A three-judge federal panel appeared unconvinced by Trump administration arguments in favor of a controversial and unprecedented policy that aims to exclude undocumented immigrants from the U.S. Census-based redistricting process.
On Thursday, the rare trio of judges culled from the U.S. Court of Appeals for the Second Circuit and the U.S. District Court for the Southern District of New York (SDNY) heard oral arguments for and against President Donald Trump‘s July memo addressed to Secretary of Commerce Wilbur Ross which directed his agency to exclude undocumented immigrants from the apportionment base following the 2020 Census.

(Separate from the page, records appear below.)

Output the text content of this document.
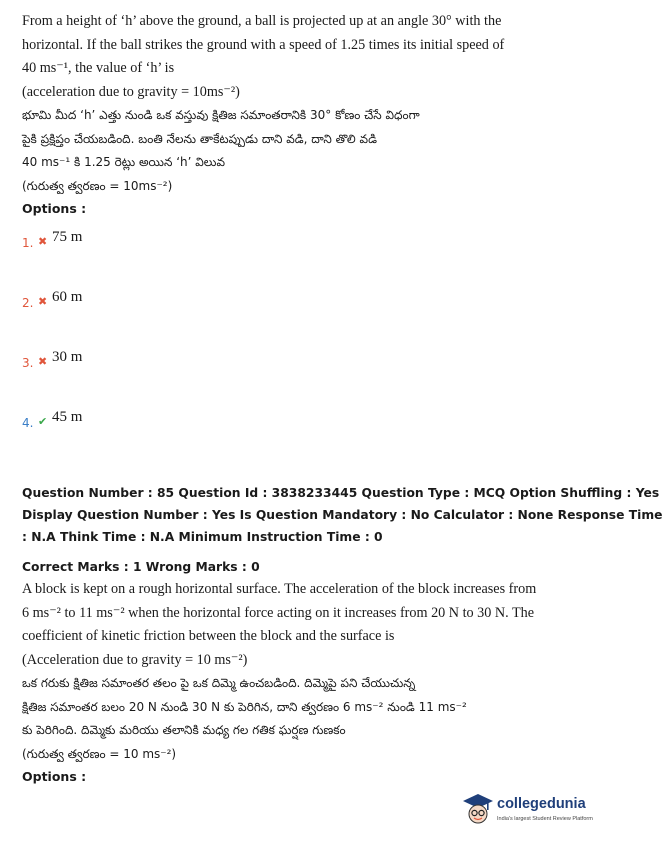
From a height of ‘h’ above the ground, a ball is projected up at an angle 30° with the
horizontal. If the ball strikes the ground with a speed of 1.25 times its initial speed of
40 ms⁻¹, the value of ‘h’ is
(acceleration due to gravity = 10ms⁻²)
భూమి మీద ‘h’ ఎత్తు నుండి ఒక వస్తువు క్షితిజ సమాంతరానికి 30° కోణం చేసే విధంగా
పైకి ప్రక్షిప్తం చేయబడింది. బంతి నేలను తాకేటప్పుడు దాని వడి, దాని తొలి వడి
40 ms⁻¹ కి 1.25 రెట్లు అయిన ‘h’ విలువ
(గురుత్వ త్వరణం = 10ms⁻²)
Options :
1. ✖ 75 m
2. ✖ 60 m
3. ✖ 30 m
4. ✔ 45 m
Question Number : 85 Question Id : 3838233445 Question Type : MCQ Option Shuffling : Yes
Display Question Number : Yes Is Question Mandatory : No Calculator : None Response Time
: N.A Think Time : N.A Minimum Instruction Time : 0
Correct Marks : 1 Wrong Marks : 0
A block is kept on a rough horizontal surface. The acceleration of the block increases from
6 ms⁻² to 11 ms⁻² when the horizontal force acting on it increases from 20 N to 30 N. The
coefficient of kinetic friction between the block and the surface is
(Acceleration due to gravity = 10 ms⁻²)
ఒక గరుకు క్షితిజ సమాంతర తలం పై ఒక దిమ్మె ఉంచబడింది. దిమ్మెపై పని చేయుచున్న
క్షితిజ సమాంతర బలం 20 N నుండి 30 N కు పెరిగిన, దాని త్వరణం 6 ms⁻² నుండి 11 ms⁻²
కు పెరిగింది. దిమ్మెకు మరియు తలానికి మధ్య గల గతిక ఘర్షణ గుణకం
(గురుత్వ త్వరణం = 10 ms⁻²)
Options :
collegedunia
India's largest Student Review Platform
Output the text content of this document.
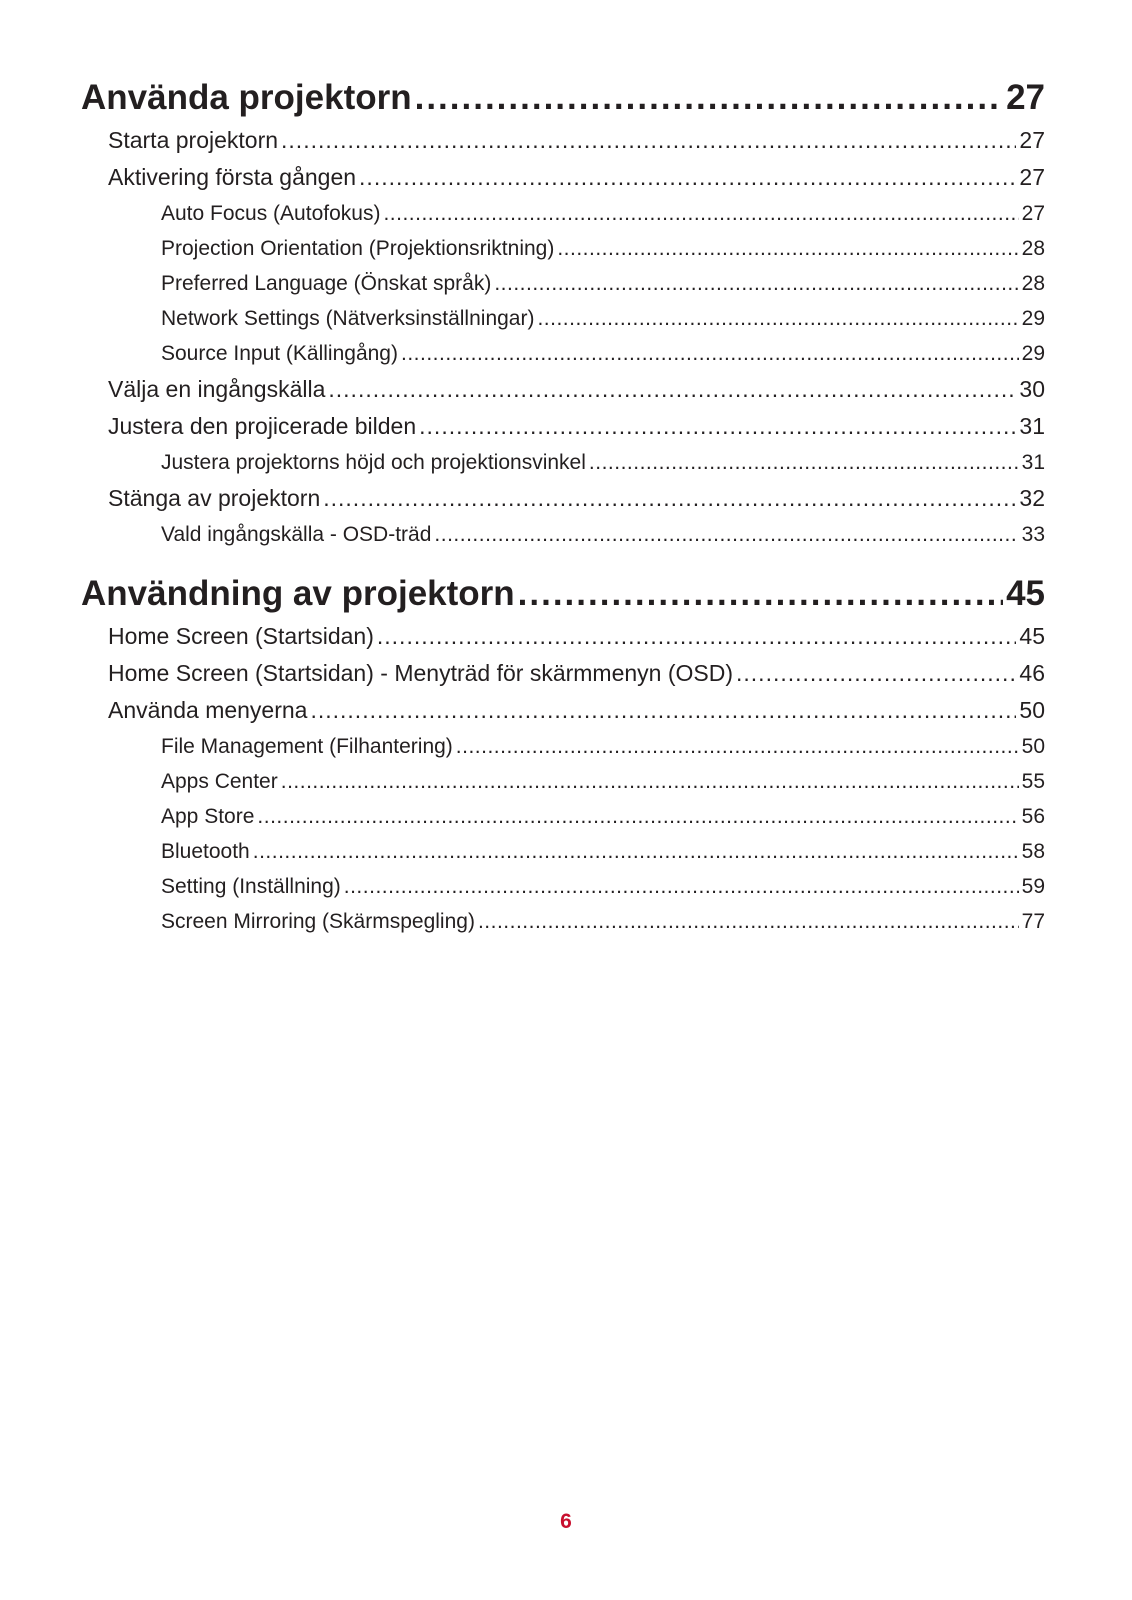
Använda projektorn .....	27
Starta projektorn .....	27
Aktivering första gången .....	27
Auto Focus (Autofokus) .....	27
Projection Orientation (Projektionsriktning) .....	28
Preferred Language (Önskat språk) .....	28
Network Settings (Nätverksinställningar) .....	29
Source Input (Källingång) .....	29
Välja en ingångskälla .....	30
Justera den projicerade bilden .....	31
Justera projektorns höjd och projektionsvinkel .....	31
Stänga av projektorn .....	32
Vald ingångskälla - OSD-träd .....	33
Användning av projektorn .....	45
Home Screen (Startsidan) .....	45
Home Screen (Startsidan) - Menyträd för skärmmenyn (OSD) .....	46
Använda menyerna .....	50
File Management (Filhantering) .....	50
Apps Center .....	55
App Store .....	56
Bluetooth .....	58
Setting (Inställning) .....	59
Screen Mirroring (Skärmspegling) .....	77
6
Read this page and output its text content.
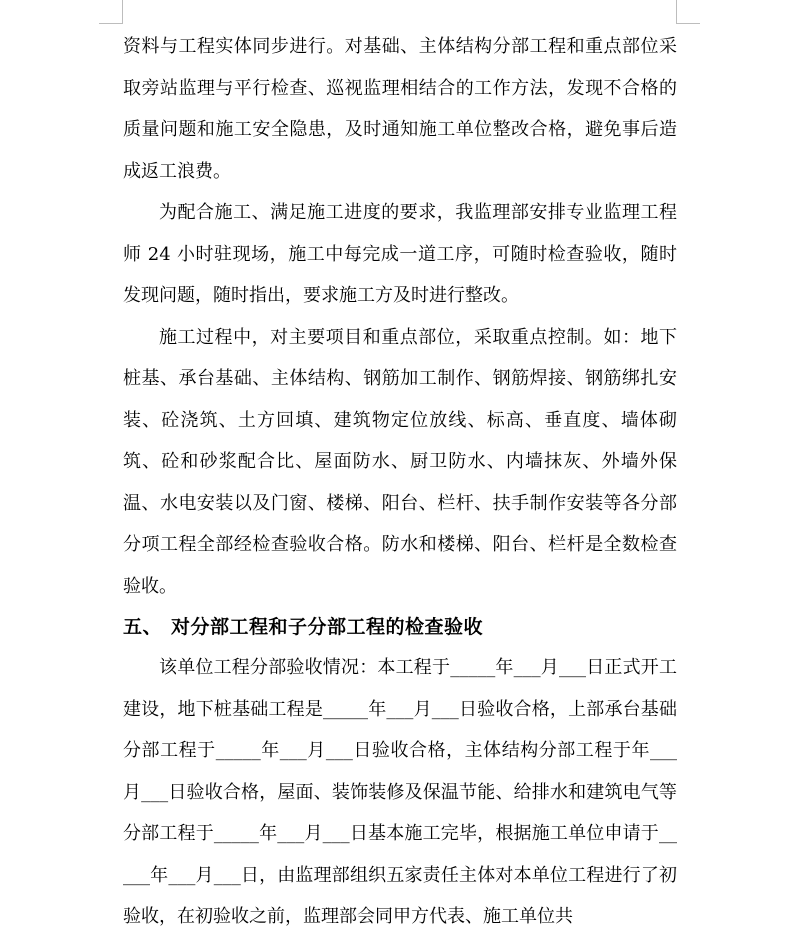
资料与工程实体同步进行。对基础、主体结构分部工程和重点部位采取旁站监理与平行检查、巡视监理相结合的工作方法，发现不合格的质量问题和施工安全隐患，及时通知施工单位整改合格，避免事后造成返工浪费。

为配合施工、满足施工进度的要求，我监理部安排专业监理工程师 24 小时驻现场，施工中每完成一道工序，可随时检查验收，随时发现问题，随时指出，要求施工方及时进行整改。

施工过程中，对主要项目和重点部位，采取重点控制。如：地下桩基、承台基础、主体结构、钢筋加工制作、钢筋焊接、钢筋绑扎安装、砼浇筑、土方回填、建筑物定位放线、标高、垂直度、墙体砌筑、砼和砂浆配合比、屋面防水、厨卫防水、内墙抹灰、外墙外保温、水电安装以及门窗、楼梯、阳台、栏杆、扶手制作安装等各分部分项工程全部经检查验收合格。防水和楼梯、阳台、栏杆是全数检查验收。

五、 对分部工程和子分部工程的检查验收

该单位工程分部验收情况：本工程于_____年___月___日正式开工建设，地下桩基础工程是_____年___月___日验收合格，上部承台基础分部工程于_____年___月___日验收合格，主体结构分部工程于年___月___日验收合格，屋面、装饰装修及保温节能、给排水和建筑电气等分部工程于_____年___月___日基本施工完毕，根据施工单位申请于_____年___月___日，由监理部组织五家责任主体对本单位工程进行了初验收，在初验收之前，监理部会同甲方代表、施工单位共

Opponents of the guidance have noted that Trump’s memo has resulted in severe under-counting–due to lack of responses–in the current and ongoing Census.
ACLU attorney Dale Ho reiterated that point during Thursday’s hearing.
“It is deterring census responses now,” he told the panel, adding that Trump’s memo was stepping on the idea that “everyone counts” for apportionment purposes and telegraphing the false idea that returning the Census questionnaire is effectively a “futile act” for undocumented immigrant communities.
The Trump administration had previously argued, in its briefs, that any alleged confusion is actually due to the media incorrectly reporting the memo’s contents.
“Even in a dry season, it is fair to trace the fire to an arsonist,” Ho countered.
Arguing for the Department of Justice (DOJ) was Assistant to the Solicitor General Sopan Joshi, who claimed that the government cannot even be sued over the guidance because the harm alleged by the plaintiffs–which include the State of New York and the American Civil Liberties Union (ACLU)–are merely speculative.
But, according to Courthouse News‘s Adam Klasfeld, Circuit Judges Peter Hall and Richard Wesley (both George W. Bush appointees) along with District Judge Jesse Furman (who was appointed by Barack Obama) didn’t “seem to be buying it.”
A follow-up question hinted at the panel’s skepticism:
Judge Hall asks him: How many people would have to be “unchilled” by a ruling blocking Trump’s memorandum for the plaintiffs to have the right to sue?
Is one enough?
DOJ’s Joshi punts: “It would have to be non-speculative.”
— Adam Klasfeld (@KlasfeldReports) September 3, 2020
Judge Furman went on to say the government’s argument that alleged harms are too speculative to grant the plaintiffs’ standing to sue is substantially similar to an argument that the SDNY and the U.S. Supreme Court have rejected in the recent past.
In the unanimous opinion barring the inclusion of the “citizenship question” on Census forms, the high court explicitly rejected the administration’s speculation attack on standing.
From that ruling, at length:
The Government contends, however, that any harm to respondents is not fairly traceable to the Secretary’s decision [to include the citizenship question], because such harm depends on the independent action of third parties choosing to violate their legal duty to respond to the census. The chain of causation is made even more tenuous, the Government argues, by the fact that such intervening, unlawful third-party action would be motivated by unfounded fears that the Federal Government will itself break the law by using noncitizens’ answers against them for law enforcement purposes. The Government invokes our steady refusal to “endorse standing theories that rest on speculation about the decisions of independent actors,” particularly speculation about future unlawful conduct.
But we are satisfied that, in these circumstances, respondents have met their burden of showing that third parties will likely react in predictable ways to the citizenship question, even if they do so unlawfully and despite the requirement that the Government keep individual answers confidential.
“Both I and the Supreme Court [rejected the speculation theory],” Furman said.